During the conference, I sat down with Reenie McCarthy, CEO of Stealth BioTherapeutics. Reenie spoke at a presentation at the event titled “Ultra-Rare: Challenge in Clinical Development.”
Stealth has been active in the space of ultra-rare disease drug development. It’s critical for pharma companies to be investing in this side of rare disease, but it’s a difficult route to take, and many of the difficulties encountered in orphan drug development are magnified for ultra-rare conditions, which may only have a few hundred known patients.
“We were actually approached by patient advocates and asked to start working on a trial, so we partnered with them from the outset to do some pre-clinical work.” – Reenie
Stealth works with the Barth Syndrome Foundation, a worldwide organization dedicated to Barth syndrome, an ultra-rare illness with only a few hundred documented cases. However, the condition is likely underdiagnosed. Collaborating with an advocacy group from the beginning has some real advantages, and advocates were able to provide input into aspects of development, such as clinical trial protocols, from the outset.
“We designed and implemented a unique patient-reported outcome measure, which was to assess fatigue in the disease, and that was something that we partnered with the patient community in order to develop.”

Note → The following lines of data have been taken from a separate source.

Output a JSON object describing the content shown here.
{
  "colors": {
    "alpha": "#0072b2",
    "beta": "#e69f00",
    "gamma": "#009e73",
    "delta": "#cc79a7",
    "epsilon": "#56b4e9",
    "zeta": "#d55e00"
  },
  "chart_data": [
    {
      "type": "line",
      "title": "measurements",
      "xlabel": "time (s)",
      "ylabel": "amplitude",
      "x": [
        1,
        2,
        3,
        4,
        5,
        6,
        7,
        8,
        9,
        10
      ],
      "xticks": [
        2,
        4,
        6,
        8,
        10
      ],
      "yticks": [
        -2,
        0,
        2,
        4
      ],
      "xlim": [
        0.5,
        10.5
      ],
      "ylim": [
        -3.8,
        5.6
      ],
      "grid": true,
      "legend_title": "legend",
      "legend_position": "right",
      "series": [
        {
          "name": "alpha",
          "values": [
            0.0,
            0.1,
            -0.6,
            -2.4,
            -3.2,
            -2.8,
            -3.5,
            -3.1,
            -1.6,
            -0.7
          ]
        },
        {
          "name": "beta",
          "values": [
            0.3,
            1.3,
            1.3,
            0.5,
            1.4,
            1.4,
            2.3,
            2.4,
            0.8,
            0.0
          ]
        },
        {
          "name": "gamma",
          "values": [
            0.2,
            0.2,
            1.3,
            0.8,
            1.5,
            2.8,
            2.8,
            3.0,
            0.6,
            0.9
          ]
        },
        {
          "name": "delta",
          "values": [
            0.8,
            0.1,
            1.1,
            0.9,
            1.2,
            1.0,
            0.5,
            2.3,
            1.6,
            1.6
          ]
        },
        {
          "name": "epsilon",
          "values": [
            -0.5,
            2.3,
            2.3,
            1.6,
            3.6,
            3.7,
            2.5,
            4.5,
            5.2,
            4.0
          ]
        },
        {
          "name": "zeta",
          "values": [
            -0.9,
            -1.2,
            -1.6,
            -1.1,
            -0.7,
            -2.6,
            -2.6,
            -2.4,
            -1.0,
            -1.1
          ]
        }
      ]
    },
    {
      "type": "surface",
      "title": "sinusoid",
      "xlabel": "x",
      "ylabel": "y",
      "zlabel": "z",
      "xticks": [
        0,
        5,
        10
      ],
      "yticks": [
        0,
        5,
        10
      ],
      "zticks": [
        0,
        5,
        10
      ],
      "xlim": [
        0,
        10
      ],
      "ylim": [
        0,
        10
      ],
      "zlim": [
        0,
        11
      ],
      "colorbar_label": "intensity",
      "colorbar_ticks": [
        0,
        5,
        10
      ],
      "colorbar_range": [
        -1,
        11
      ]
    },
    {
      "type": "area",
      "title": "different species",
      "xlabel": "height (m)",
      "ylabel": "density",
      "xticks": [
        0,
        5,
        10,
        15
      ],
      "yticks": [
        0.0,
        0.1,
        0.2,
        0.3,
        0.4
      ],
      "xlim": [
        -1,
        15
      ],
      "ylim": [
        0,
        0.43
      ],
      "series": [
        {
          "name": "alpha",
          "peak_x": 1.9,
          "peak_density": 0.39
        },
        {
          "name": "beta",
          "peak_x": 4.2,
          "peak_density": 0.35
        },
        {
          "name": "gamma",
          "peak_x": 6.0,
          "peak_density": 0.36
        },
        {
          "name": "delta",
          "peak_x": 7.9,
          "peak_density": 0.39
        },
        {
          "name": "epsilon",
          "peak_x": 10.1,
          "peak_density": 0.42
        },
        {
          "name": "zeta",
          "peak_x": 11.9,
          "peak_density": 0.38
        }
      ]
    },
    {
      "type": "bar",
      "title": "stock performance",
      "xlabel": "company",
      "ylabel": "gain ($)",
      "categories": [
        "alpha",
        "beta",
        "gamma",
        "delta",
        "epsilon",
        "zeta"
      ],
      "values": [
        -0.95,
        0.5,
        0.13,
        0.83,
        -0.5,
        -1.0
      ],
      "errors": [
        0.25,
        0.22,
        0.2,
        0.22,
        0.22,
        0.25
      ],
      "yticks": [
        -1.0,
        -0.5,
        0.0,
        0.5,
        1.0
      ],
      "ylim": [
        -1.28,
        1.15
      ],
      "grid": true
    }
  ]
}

Challenges in ultra-rare include that there hasn’t been much regulation introduced surrounding ultra-rare conditions specifically; in fact, there’s no set definition of ultra-rare conditions legally. With the lack of other resources, such as animal models, companies often have to opt for smaller scale trials and designs.
“We couldn’t have done this without the Barth Syndrome Foundation. They’ve been incredibly strong and resilient partners. People need to hear from the patients; the FDA needs to, Congress needs to, and that voice has a different level of authenticity.”